NHS – more than skin deep

A feminine, soft, accessible and soothing campaign has hit the streets, buses, airwaves and internet because letters from the NHS encouraging us to look after our health just don’t ‘reach’ some.

So how do you change the behaviour of poorly educated 18-28 year old women in Dudley who are not booking smear tests in numbers?

ORB were bought in to interrupt this pattern, to change negative perceptions and myths of cervical screening and, more importantly, drive behaviour change and increase screening attendance.

The challenge was to educate, inform and motivate a diverse audience that feels the invincibility of youth, does not value health and is too busy socialising to book a test.

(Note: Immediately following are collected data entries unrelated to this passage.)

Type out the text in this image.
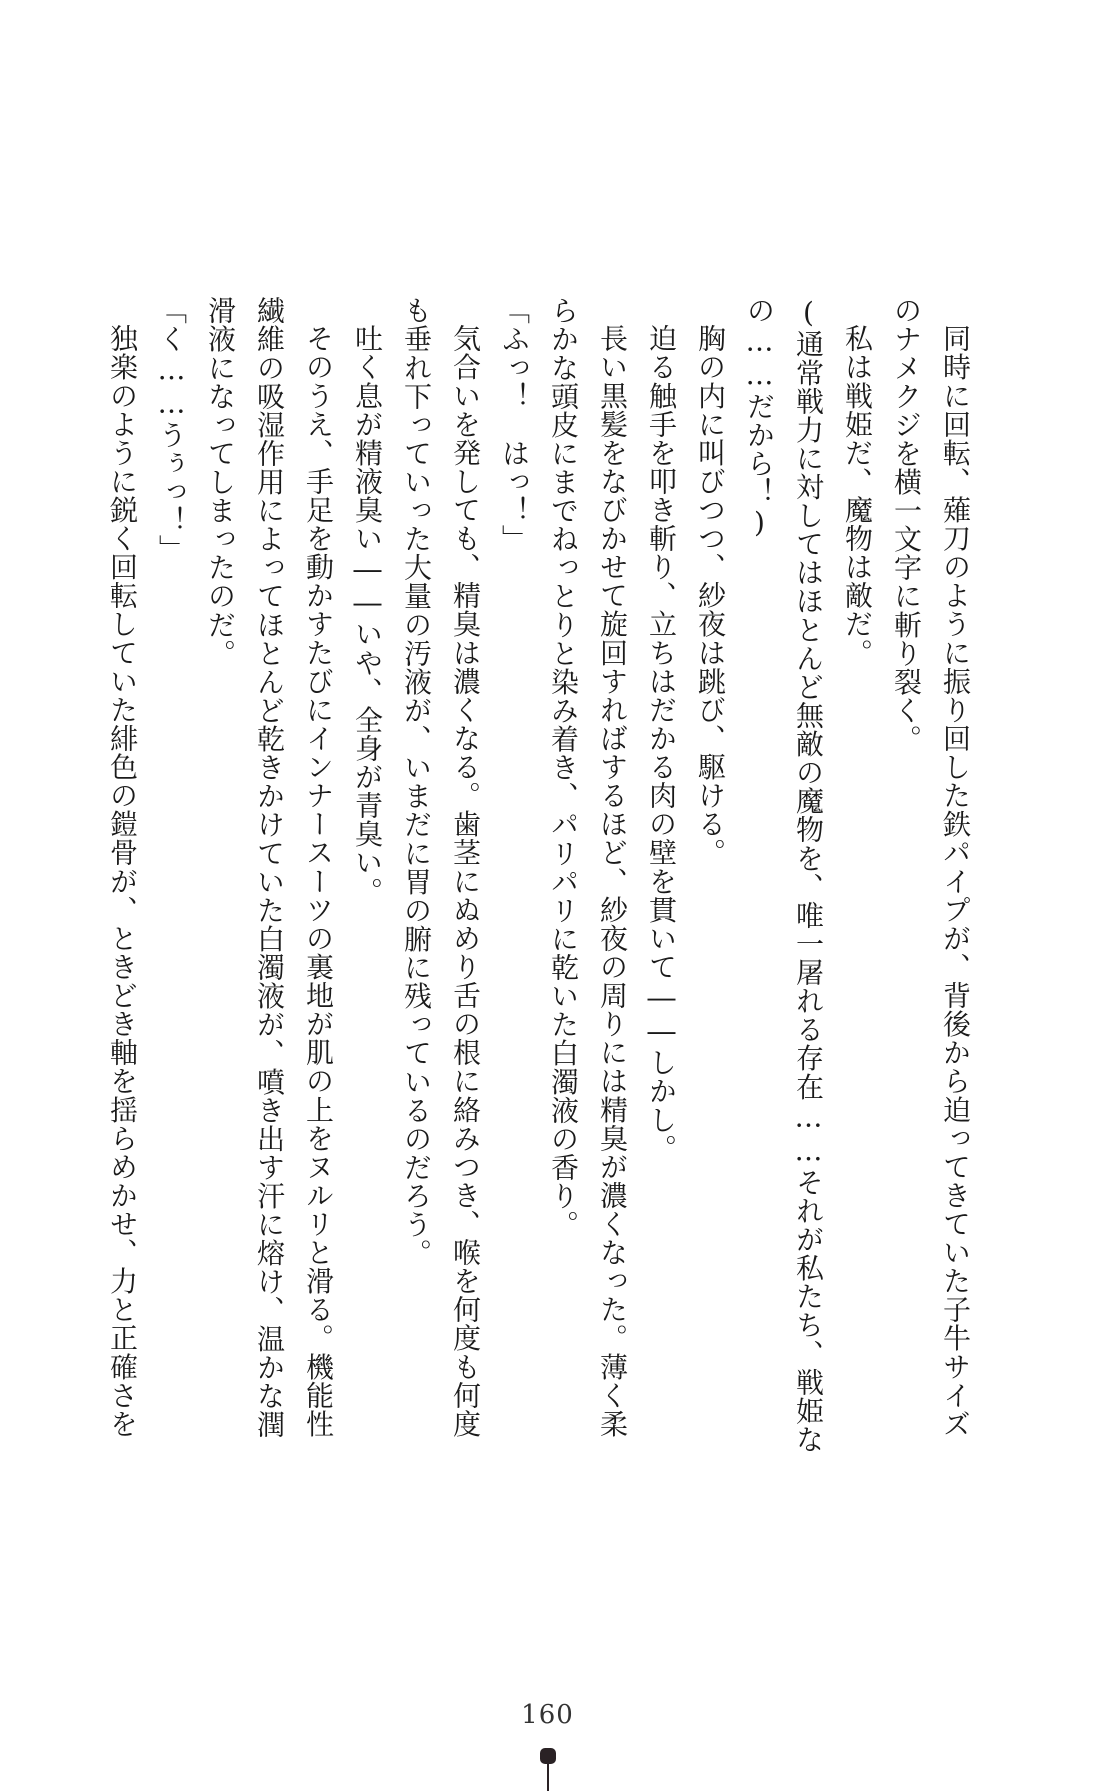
同時に回転、薙刀のように振り回した鉄パイプが、背後から迫ってきていた子牛サイズ

のナメクジを横一文字に斬り裂く。

私は戦姫だ、魔物は敵だ。

(通常戦力に対してはほとんど無敵の魔物を、唯一屠れる存在……それが私たち、戦姫な

の……だから！)

胸の内に叫びつつ、紗夜は跳び、駆ける。

迫る触手を叩き斬り、立ちはだかる肉の壁を貫いて――しかし。

長い黒髪をなびかせて旋回すればするほど、紗夜の周りには精臭が濃くなった。薄く柔

らかな頭皮にまでねっとりと染み着き、パリパリに乾いた白濁液の香り。

「ふっ！　はっ！」

気合いを発しても、精臭は濃くなる。歯茎にぬめり舌の根に絡みつき、喉を何度も何度

も垂れ下っていった大量の汚液が、いまだに胃の腑に残っているのだろう。

吐く息が精液臭い――いや、全身が青臭い。

そのうえ、手足を動かすたびにインナースーツの裏地が肌の上をヌルリと滑る。機能性

繊維の吸湿作用によってほとんど乾きかけていた白濁液が、噴き出す汗に熔け、温かな潤

滑液になってしまったのだ。

「く……うぅっ！」

独楽のように鋭く回転していた緋色の鎧骨が、ときどき軸を揺らめかせ、力と正確さを

160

We used research and analytics to define the tone; focus groups to select the preferred creative; and incisive thinking to create the strategy. We used our extensive knowledge of the target youth audience to launch a multi-channel campaign – including poster advertising, radio adverts, a Facebook campaign, a roadshow and online microsite.

The success speaks for itself. Research from independent research body Public Knowledge shows that:

  • Self-reported screening attendance had risen significantly at the post stage from 58% at the pre stage to 76% of all women interviewed – a significant increase of 18%.
  • 55% of those interviewed had visual or audio recall of the campaign. (The highest recall that the researchers had seen – so outstanding in fact, that they are using this campaign case study for a white paper.)

NHS Dudley extended a two-month pilot campaign to four and due to the success of the campaign plans are in place to re-run it with developments early in 2013.